Bu engelleri aşmak için güçlü bölgesel iş birlikleri, ortak standartlar ve modernizasyon projeleri gerekmektedir. Uraloğlu, “Güçlü bölgesel iş birlikleri, ulaştırma sistemlerinin etkinliğini artıracaktır.” dedi.
Ulaştırma İç Komitesi’nin (ITC) 2030 Stratejisi’nin, ulaştırma bağlantılarının geliştirilmesi için somut bir yol haritası sunduğunu belirten Uraloğlu, demiryolu taşımacılığının güçlendirilmesi ve ulaştırma altyapılarının modernizasyonunun önemine dikkat çekti.
Uraloğlu, “Sadece altyapı yatırımları yapmak yeterli değildir. Bugünün dünyasında, dijitalleşme ve akıllı lojistik sistemleri, ulaştırma sistemlerini daha sürdürülebilir hale getirmek için hayati öneme sahiptir.” ifadelerini kullandı.
Bakan Uraloğlu, Türkiye’nin vizyonunu ve çalışmalarını paylaşarak, bölgesel bağlantısallığın önündeki engelleri aşmak adına önemli tartışmaların yapıldığını belirtti. “Altyapının uluslararası lojistik zincirlerine entegre edilmesi büyük önem taşımaktadır.” dedi.
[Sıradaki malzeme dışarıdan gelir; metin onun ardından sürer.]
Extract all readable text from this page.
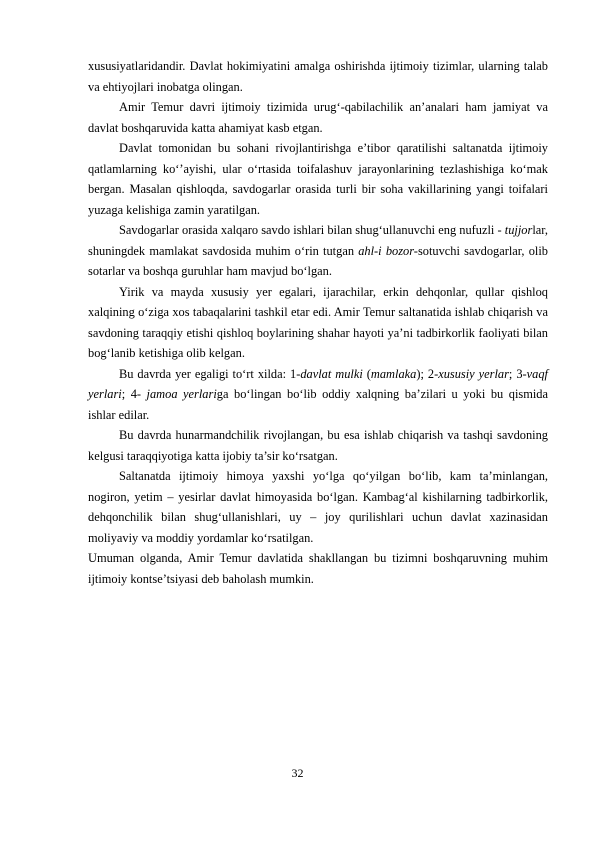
xususiyatlaridandir. Davlat hokimiyatini amalga oshirishda ijtimoiy tizimlar, ularning talab va ehtiyojlari inobatga olingan.

Amir Temur davri ijtimoiy tizimida urug‘-qabilachilik an’analari ham jamiyat va davlat boshqaruvida katta ahamiyat kasb etgan.

Davlat tomonidan bu sohani rivojlantirishga e’tibor qaratilishi saltanatda ijtimoiy qatlamlarning ko‘’ayishi, ular o‘rtasida toifalashuv jarayonlarining tezlashishiga ko‘mak bergan. Masalan qishloqda, savdogarlar orasida turli bir soha vakillarining yangi toifalari yuzaga kelishiga zamin yaratilgan.

Savdogarlar orasida xalqaro savdo ishlari bilan shug‘ullanuvchi eng nufuzli - tujjorlar, shuningdek mamlakat savdosida muhim o‘rin tutgan ahl-i bozor-sotuvchi savdogarlar, olib sotarlar va boshqa guruhlar ham mavjud bo‘lgan.

Yirik va mayda xususiy yer egalari, ijarachilar, erkin dehqonlar, qullar qishloq xalqining o‘ziga xos tabaqalarini tashkil etar edi. Amir Temur saltanatida ishlab chiqarish va savdoning taraqqiy etishi qishloq boylarining shahar hayoti ya’ni tadbirkorlik faoliyati bilan bog‘lanib ketishiga olib kelgan.

Bu davrda yer egaligi to‘rt xilda: 1-davlat mulki (mamlaka); 2-xususiy yerlar; 3-vaqf yerlari; 4- jamoa yerlariga bo‘lingan bo‘lib oddiy xalqning ba’zilari u yoki bu qismida ishlar edilar.

Bu davrda hunarmandchilik rivojlangan, bu esa ishlab chiqarish va tashqi savdoning kelgusi taraqqiyotiga katta ijobiy ta’sir ko‘rsatgan.

Saltanatda ijtimoiy himoya yaxshi yo‘lga qo‘yilgan bo‘lib, kam ta’minlangan, nogiron, yetim – yesirlar davlat himoyasida bo‘lgan. Kambag‘al kishilarning tadbirkorlik, dehqonchilik bilan shug‘ullanishlari, uy – joy qurilishlari uchun davlat xazinasidan moliyaviy va moddiy yordamlar ko‘rsatilgan.

Umuman olganda, Amir Temur davlatida shakllangan bu tizimni boshqaruvning muhim ijtimoiy kontse’tsiyasi deb baholash mumkin.

32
Uraloğlu, “Sınır geçişlerinde gümrük işlemlerinin uzun sürmesi ve altyapı farklılıkları, kesintisiz taşımacılığı zorlaştıran başlıca etkenlerdir.” ifadesini kullandı. Bu zorlukların aşılması için karayolu ve demiryolu bağlantılarının güçlendirilmesi gerektiğini vurguladı.
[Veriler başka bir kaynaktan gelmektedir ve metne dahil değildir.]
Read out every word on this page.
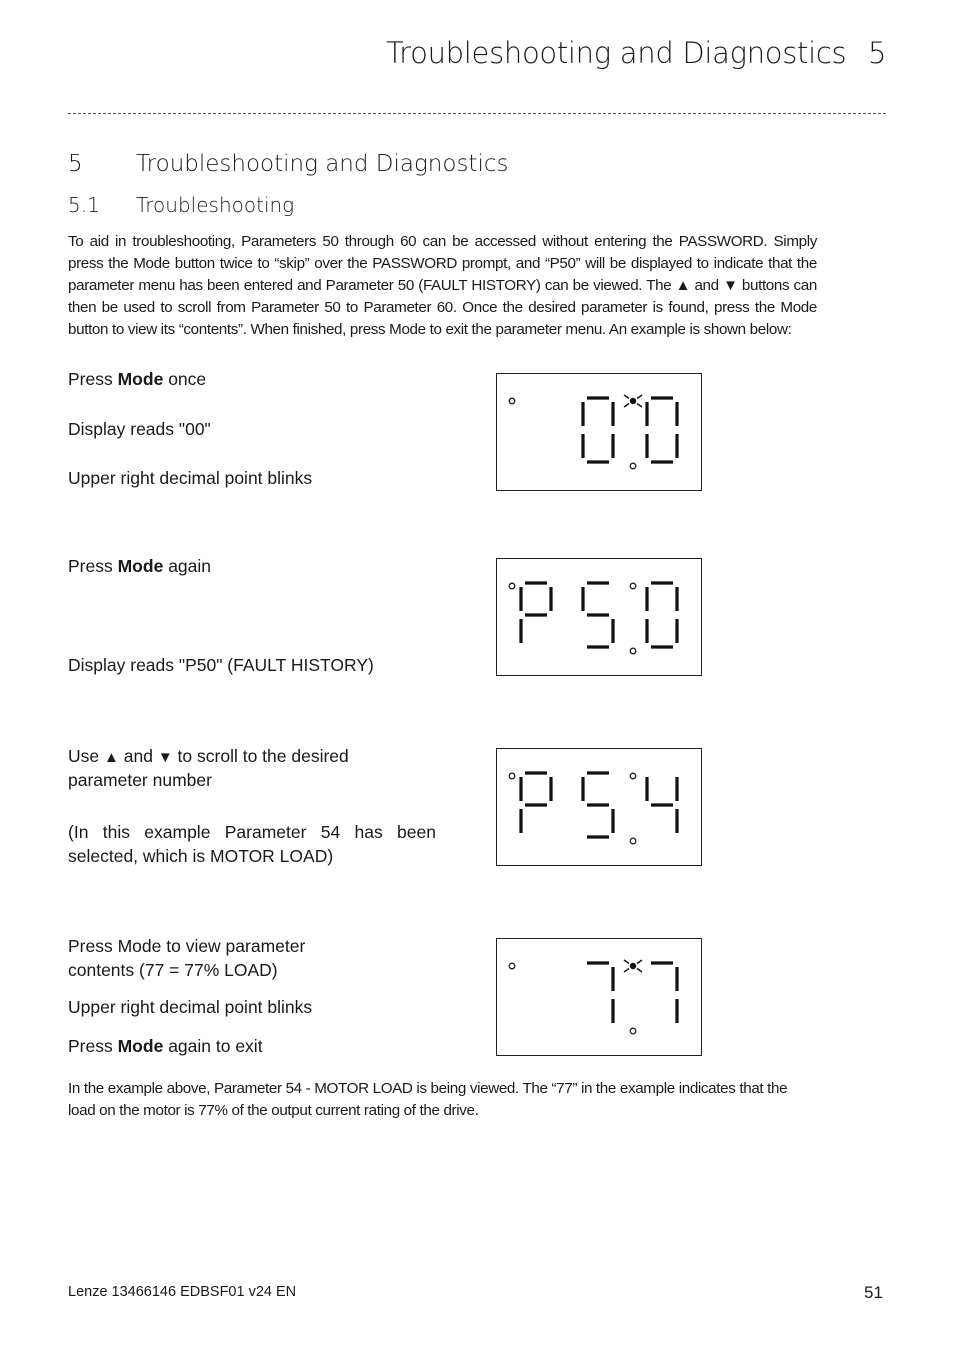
Troubleshooting and Diagnostics 5
5 Troubleshooting and Diagnostics
5.1 Troubleshooting

To aid in troubleshooting, Parameters 50 through 60 can be accessed without entering the PASSWORD. Simply press the Mode button twice to “skip” over the PASSWORD prompt, and “P50” will be displayed to indicate that the parameter menu has been entered and Parameter 50 (FAULT HISTORY) can be viewed. The ▲ and ▼ buttons can then be used to scroll from Parameter 50 to Parameter 60. Once the desired parameter is found, press the Mode button to view its “contents”. When finished, press Mode to exit the parameter menu. An example is shown below:

Press Mode once
Display reads "00"
Upper right decimal point blinks
Press Mode again
Display reads "P50" (FAULT HISTORY)
Use ▲ and ▼ to scroll to the desired
parameter number
(In this example Parameter 54 has been selected, which is MOTOR LOAD)
Press Mode to view parameter
contents (77 = 77% LOAD)
Upper right decimal point blinks
Press Mode again to exit

In the example above, Parameter 54 - MOTOR LOAD is being viewed. The “77” in the example indicates that the load on the motor is 77% of the output current rating of the drive.

Lenze 13466146 EDBSF01 v24 EN	51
Uraloğlu, ulaştırma altyapısına yapılan yatırımların yalnızca iki noktayı birbirine bağlamakla sınırlı olmaması gerektiğini belirtti. “Bölgesel bağlantısallık, daha az gelişmiş bölgelerin ekonomik aktivitelere entegre edilmesini sağlayarak onları kalkınmanın bir parçası haline getirebilir.” dedi.
Kalkınma Yolu Projesi’nin Türkiye’nin güneydoğusundaki ekonomik hareketliliği artıracağına ve yeni yatırım olanakları oluşturacağına inandığını ifade etti. Ulaştırma koridorlarının hem bölgesel kalkınma hem de komşu ülkelerle bağlantısallığı artırma açısından büyük bir fırsat sunduğunu belirtti.